Another thing I've learned is that repetition gets a bad rap, but it's actually a very good thing in a quickly-growing company. You can have this great conversation over the course of several days about a decision or process, and come to a unanimous conclusion. Then two weeks later, someone new can join the team and ask, "Why do we do X this way?"
It's important to not get exasperated when that happens, even though it's easy for everyone to start to feel like an old-timer very quickly at fast-growing startups. Repeating ourselves can be valuable. It can help us realize if we need to change, or take another look. It's almost always a good conversation to have.
Fast forwarding a bit, it was recently announced that Gusto had raised a new round of funding at a reported $1 billion valuation.

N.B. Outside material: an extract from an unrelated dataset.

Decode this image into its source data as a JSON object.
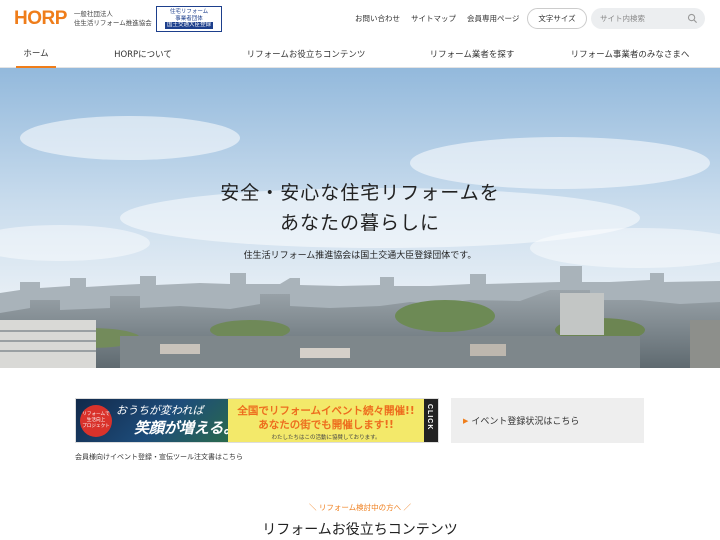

Do you have a way that you think about fundraising, or something you've learned along the way?
Joshua : We've always viewed fundraising as another form of hiring. You can actually apply the same lens as you do to hiring an employee. The person becomes associated to your business in such an important way.
Too often, founders think, "Let's go get money!" instead of, "Who do I want to work with?" When you're hiring someone, you usually do it in two stages: The first is generally talking about life, work, passion, motivation, skills. Then the second stage is more of a deep dive into how things will work and doing due diligence. When people are talking to investors, a lot of times they jump straight into stage two, and get into these shotgun marriages.
You don't want to be in a situation where it feels like an obligation to keep in touch with your investors or to listen to their advice. Imagine that you had an employee to whom you had to give useless busywork to keep them engaged. That would be absurd. I've made it a point that all of our investors are people that I'm excited to talk to.
This is especially important in the early days, at the seed round. Ideally, you find the people who you would pay to give you advice, and instead they're the ones who give you money.